During the first two months of 2021 the number of new instructions was relatively subdued, with volumes listed for sale falling short of both the previous year and longer run five-year average (2015 to 2019). This is because at this point vendors thought that the stamp duty holiday would be ending on the 31st of March with the possibility of buyers being able to complete their purchase before the deadline looking very slim. However, once the Chancellor Rishi Sunak announced a three-month extension to the stamp duty holiday in the spring, market confidence was boosted significantly, helped by the vaccine rollout and the government publishing their roadmap out of lockdown.
Subsequently, there was a significant rise in new instructions in March, with 24% more properties listed than the March five-year average (2015 and 2019) and 72% more than in March 2020 (although of course, some of March 2020 was spent in lockdown).

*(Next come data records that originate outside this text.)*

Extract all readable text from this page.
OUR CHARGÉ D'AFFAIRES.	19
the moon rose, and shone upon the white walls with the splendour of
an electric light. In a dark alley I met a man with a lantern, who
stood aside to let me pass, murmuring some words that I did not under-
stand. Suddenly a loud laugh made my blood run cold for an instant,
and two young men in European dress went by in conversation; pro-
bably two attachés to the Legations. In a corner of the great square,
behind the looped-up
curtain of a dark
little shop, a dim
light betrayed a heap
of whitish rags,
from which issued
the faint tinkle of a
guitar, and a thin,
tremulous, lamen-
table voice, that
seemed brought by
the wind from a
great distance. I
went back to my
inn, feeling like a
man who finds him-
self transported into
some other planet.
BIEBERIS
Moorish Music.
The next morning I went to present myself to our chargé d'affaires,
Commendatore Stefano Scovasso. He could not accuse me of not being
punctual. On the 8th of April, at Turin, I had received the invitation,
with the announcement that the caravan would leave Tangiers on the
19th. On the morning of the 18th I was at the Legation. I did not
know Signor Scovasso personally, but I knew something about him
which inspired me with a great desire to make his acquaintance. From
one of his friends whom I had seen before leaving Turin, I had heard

Speaking about the deadline extension, Dixon added:
“With the stamp duty holiday deadline initially set for the end of March, new instructions were subdued. But the announcement of an extension in the Spring Budget brought with it a rise in the number of new properties coming to the market and boosted the month overall. It was the market below £1 million that saw the most significant annual increase in sales – unsurprising given this is where the biggest saving, as a proportion of total buying costs, was to be made. But the top end of the market did well too. Despite travel restrictions still being in place, limiting overseas buyer demand and the stamp duty holiday being of less financial importance we saw transactions rise in this market as well. Transactions at the top end of the market were higher than both the 2020 and long run average in Q1.”
However the growth in activity seems to be caused by more than simply just stamp duty savings and the increased momentum appears set to continue. Comparing the number of homes put under offer in Q1 2021 there is a 26% annual increase (27% higher than the 2015 to 2019 average), with the number of properties put under offer the highest first quarter figure since Q1 2014.